Subsequently, we examined interactions among key proteins (Figure 4A) using experimentally validated knowledge from the STRING database (Figure 4C) and highlighted phosphorylation changes in these proteins (Figure 4D). This detailed phospho-mapping provides insights regarding functionally established phosphorylation events, such as S780 for resistant cells (RBs), as well as less-examined events, including T451 on AKT2, which has previously been associated with oncogenic signaling (Figure 4D). Immunoblotting validated key phosphorylation events for AKTs, S6K, RB1, and BAD, which are important regulators of proliferation and cell survival (Figure 4E). CB-103 treatment resulted in marked downregulation of NICD and C-MYC⁹ along with reduced total AKT levels and more pronounced reduced phosphorylation at residues T308, S473, and T450. Yet, these effects were largely ablated in p85-deficient cells (Figure 4E, RPMI-8402 cells; supplemental Figure 5B, DND-41 cells). Similarly, the phosphorylation of ribosome protein S6 kinase (p-S6K, T389, and T421/S424) and its downstream substrate S6 (p-S6 and S235/236) were downregulated by CB-103 treatment but not in p85-deficient cells. Thus, under CB-103 treatment, the loss of PIK3R1 indeed helps maintain proteins involved in protein translation. In addition, all phosphorylation sites of RB tested (S780, S795, and S807/811) were downregulated in CB-103-sensitive cells compared with that in the RBs. The same holds true for BCL2 and BCL-xL, whereas BAD and p-BAD levels (prosurvival) remained comparable. These results indicate that p85-deficient RPMI-8402 cells are able to cope with Notch inhibition through increased AKT signaling and sustained protein translation, cell proliferation, and cell survival.

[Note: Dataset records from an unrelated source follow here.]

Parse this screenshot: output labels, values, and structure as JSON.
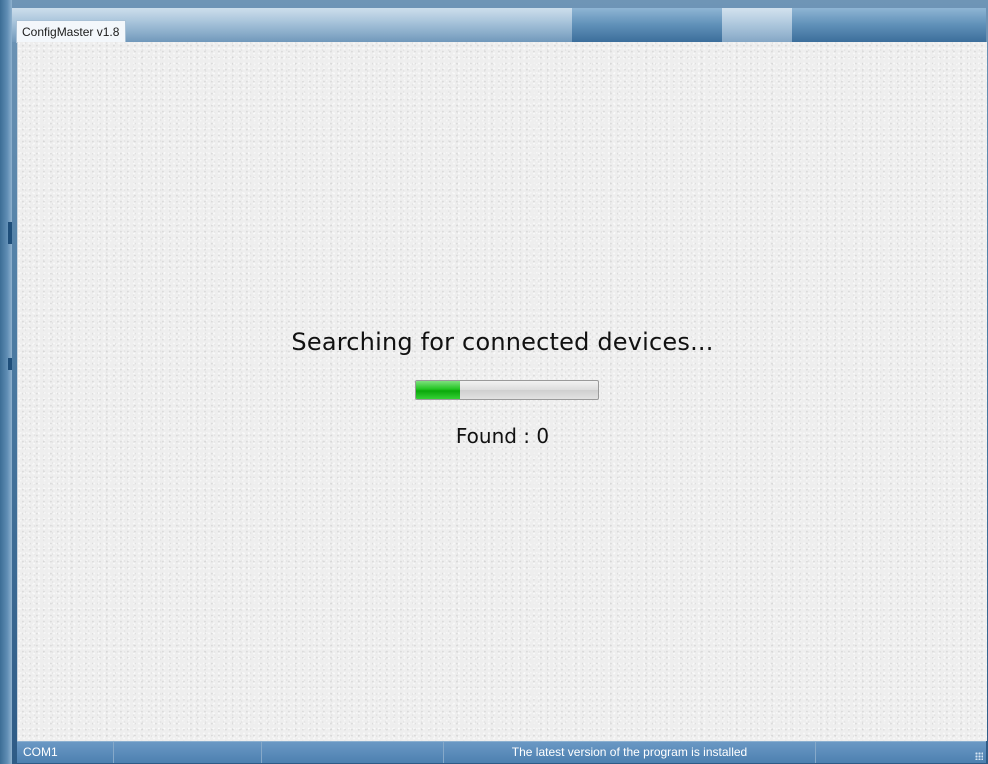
{
  "window": {
    "title": "ConfigMaster v1.8"
  },
  "main": {
    "status_message": "Searching for connected devices...",
    "progress_fraction": 0.24,
    "found_label": "Found",
    "found_separator": ":",
    "found_count": "0"
  },
  "statusbar": {
    "port": "COM1",
    "panel2": "",
    "panel3": "",
    "version_message": "The latest version of the program is installed"
  },
  "colors": {
    "progress_fill": "#22c422",
    "statusbar": "#4d80b0"
  }
}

Interestingly, LoF PIK3R1 led to prominent phosphorylation changes in proteins involved in the spliceosome and RNA processing in cells treated with pharmacological Notch inhibitors (Figure 4A; supplemental Figure 6A-B; supplemental Table 3). This analysis allowed to establish changes in phosphorylation profiles of splicing factors upon altered PI3K signaling and highlighted a wide spectrum of, so far uncharacterized, phosphorylation sites. A recent report linked oncogenic PI3K signaling with splicing alterations in breast cancer at the transcriptional level.¹⁸ Thus, we reanalyzed our RNA-seq data for differentially expressed transcripts, which were indeed associated with genes involved in cell cycle and regulation of apoptosis signaling pathways (supplemental Figure 6C-D; supplemental Table 2).

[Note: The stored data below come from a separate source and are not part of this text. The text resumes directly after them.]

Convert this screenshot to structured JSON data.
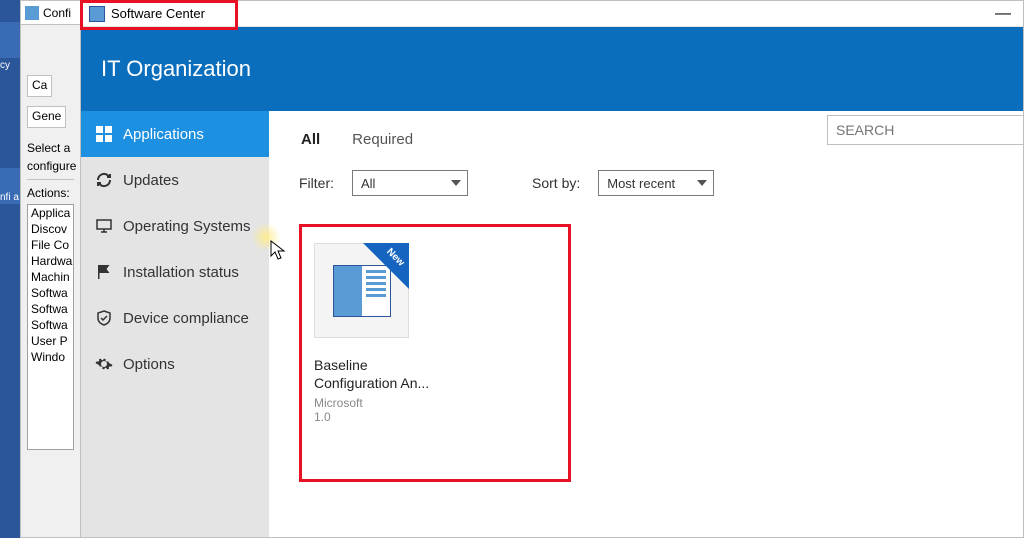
{
  "desktop": {
    "icon1_label": "cy",
    "icon2_label": "nfi\na"
  },
  "backwin": {
    "title": "Confi",
    "tab_cache": "Ca",
    "tab_general": "Gene",
    "select_line1": "Select a",
    "select_line2": "configure",
    "actions_label": "Actions:",
    "items": [
      "Applica",
      "Discov",
      "File Co",
      "Hardwa",
      "Machin",
      "Softwa",
      "Softwa",
      "Softwa",
      "User P",
      "Windo"
    ]
  },
  "sc": {
    "title": "Software Center",
    "brand": "IT Organization",
    "minimize": "—",
    "sidebar": [
      {
        "key": "applications",
        "label": "Applications"
      },
      {
        "key": "updates",
        "label": "Updates"
      },
      {
        "key": "os",
        "label": "Operating Systems"
      },
      {
        "key": "install",
        "label": "Installation status"
      },
      {
        "key": "device",
        "label": "Device compliance"
      },
      {
        "key": "options",
        "label": "Options"
      }
    ],
    "tabs": {
      "all": "All",
      "required": "Required"
    },
    "filter": {
      "label": "Filter:",
      "value": "All"
    },
    "sort": {
      "label": "Sort by:",
      "value": "Most recent"
    },
    "search_placeholder": "SEARCH",
    "app": {
      "ribbon": "New",
      "title_line1": "Baseline",
      "title_line2": "Configuration An...",
      "publisher": "Microsoft",
      "version": "1.0"
    }
  }
}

Our results show that the loss of PIK3R1 in T-ALL cells led to increased PI3K-AKT signaling, causing major phosphorylation changes in the cell cycle and spliceosome machinery, changes that resulted in downstream activation of cell cycle progression, increased cell proliferation, E2F gene activation, increased protein synthesis, and cell survival. Changes in the spliceosome at phosphorylation levels also correlated with differential splicing at the transcriptional level. Consequently, these mechanisms contribute to resistance to Notch inhibition in T-ALL (Figure 4F).

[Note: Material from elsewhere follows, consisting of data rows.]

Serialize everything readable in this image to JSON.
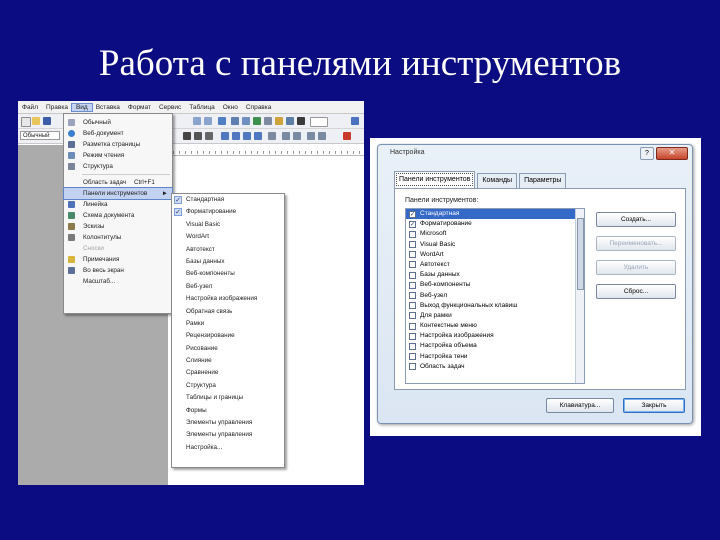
{
  "slide": {
    "title": "Работа с панелями инструментов"
  },
  "word": {
    "menubar": [
      "Файл",
      "Правка",
      "Вид",
      "Вставка",
      "Формат",
      "Сервис",
      "Таблица",
      "Окно",
      "Справка"
    ],
    "style_box": "Обычный",
    "view_menu": [
      {
        "label": "Обычный",
        "icon": "normal-view-icon",
        "color": "#9aa5bd"
      },
      {
        "label": "Веб-документ",
        "icon": "web-doc-icon",
        "color": "#3b7fd0"
      },
      {
        "label": "Разметка страницы",
        "icon": "page-layout-icon",
        "color": "#5b6f99"
      },
      {
        "label": "Режим чтения",
        "icon": "reading-mode-icon",
        "color": "#6c8db8"
      },
      {
        "label": "Структура",
        "icon": "outline-view-icon",
        "color": "#7a8599"
      },
      {
        "label": "Область задач",
        "shortcut": "Ctrl+F1"
      },
      {
        "label": "Панели инструментов",
        "arrow": "►",
        "highlight": true
      },
      {
        "label": "Линейка",
        "icon": "ruler-check-icon",
        "color": "#4d72b9"
      },
      {
        "label": "Схема документа",
        "icon": "doc-map-icon",
        "color": "#4a8a6a"
      },
      {
        "label": "Эскизы",
        "icon": "thumbnails-icon",
        "color": "#8d7a4a"
      },
      {
        "label": "Колонтитулы",
        "icon": "header-footer-icon",
        "color": "#7a7a7a"
      },
      {
        "label": "Сноски",
        "dim": true
      },
      {
        "label": "Примечания",
        "icon": "comments-icon",
        "color": "#d9b43a"
      },
      {
        "label": "Во весь экран",
        "icon": "fullscreen-icon",
        "color": "#5b6f99"
      },
      {
        "label": "Масштаб..."
      }
    ],
    "toolbars_submenu": [
      {
        "label": "Стандартная",
        "checked": true
      },
      {
        "label": "Форматирование",
        "checked": true
      },
      {
        "label": "Visual Basic"
      },
      {
        "label": "WordArt"
      },
      {
        "label": "Автотекст"
      },
      {
        "label": "Базы данных"
      },
      {
        "label": "Веб-компоненты"
      },
      {
        "label": "Веб-узел"
      },
      {
        "label": "Настройка изображения"
      },
      {
        "label": "Обратная связь"
      },
      {
        "label": "Рамки"
      },
      {
        "label": "Рецензирование"
      },
      {
        "label": "Рисование"
      },
      {
        "label": "Слияние"
      },
      {
        "label": "Сравнение"
      },
      {
        "label": "Структура"
      },
      {
        "label": "Таблицы и границы"
      },
      {
        "label": "Формы"
      },
      {
        "label": "Элементы управления"
      },
      {
        "label": "Элементы управления"
      },
      {
        "label": "Настройка..."
      }
    ]
  },
  "dialog": {
    "title": "Настройка",
    "help": "?",
    "close": "✕",
    "tabs": [
      "Панели инструментов",
      "Команды",
      "Параметры"
    ],
    "list_label": "Панели инструментов:",
    "toolbars": [
      {
        "label": "Стандартная",
        "checked": true,
        "selected": true
      },
      {
        "label": "Форматирование",
        "checked": true
      },
      {
        "label": "Microsoft"
      },
      {
        "label": "Visual Basic"
      },
      {
        "label": "WordArt"
      },
      {
        "label": "Автотекст"
      },
      {
        "label": "Базы данных"
      },
      {
        "label": "Веб-компоненты"
      },
      {
        "label": "Веб-узел"
      },
      {
        "label": "Выход функциональных клавиш"
      },
      {
        "label": "Для рамки"
      },
      {
        "label": "Контекстные меню"
      },
      {
        "label": "Настройка изображения"
      },
      {
        "label": "Настройка объема"
      },
      {
        "label": "Настройка тени"
      },
      {
        "label": "Область задач"
      }
    ],
    "buttons": {
      "create": "Создать...",
      "rename": "Переименовать...",
      "delete": "Удалить",
      "reset": "Сброс...",
      "keyboard": "Клавиатура...",
      "close": "Закрыть"
    }
  }
}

The advantage of using a CRISPR/Cas9 screen in T-ALL cells under drug selection is that it enables the identification of not only candidate genes that mediate drug resistance, such as PIK3R1, but also genes and pathways that are crucial for cell survival under drug selection. This opens avenues to identify novel combination therapies. Preferentially depleted sgRNAs in GSI- and CB-103–treated T-ALL cells pointed to well-established signaling components within T-ALL, including components of the interleukin-7 (IL-7)/JAK pathway (IL-7 receptor [IL-7R] and JAK1), regulators of the cell cycle machinery (CDK6:CCND3), and the key gene encoding the PI3K catalytic subunit (PIK3CD) (Figure 1B-C).

We validated these candidates using available US Food and Drug Administration (FDA)–approved inhibitors against cyclin-dependent kinases 4 and 6 (CDK4/6) (PD-0332991), JAK1/2 (Ruxolitinib), and PIK3δ (CAL-101). Firstly, we established in vitro sensitivity profiles and observed that the single-agent 50% inhibitory concentration of CB-103 for DND-41 cells was 4.3 and 0.1 μM for PD-0332991 (Figure 5A). We, then, tested a serial dilution of combination treatment administrating CB-103 and PD-0332991 starting at 3 ratios of their corresponding 50% inhibitory concentration (1:1, 1:2.5, and 1:0.5) and established isobologram curves (Figure 5B). The combination index¹⁹ was 0.06 for CB-103 plus PD-0332991, and similarly, 0.0183 for GSI plus PD-0332991, both of which were <0.1, indicating very strong synergism (Figure 5C). In addition, combination treatment induced the downregulation of C-MYC, which is downstream of Notch and p-RB, a key cell cycle regulator in 2 independent T-ALL cell lines (RPMI-8402 and DND41; Figure 5D). Similarly, we observed a very strong synergism combining Notch inhibitors with a JAK1/2 inhibitor or a PI3Kδ inhibitor (Figure 5C). These findings suggest that Notch inhibition in combination with FDA-approved compounds targeting CDK4/6, IL-7R signaling, or the PI3K/AKT pathway should be more efficacious compared with single-agent treatment.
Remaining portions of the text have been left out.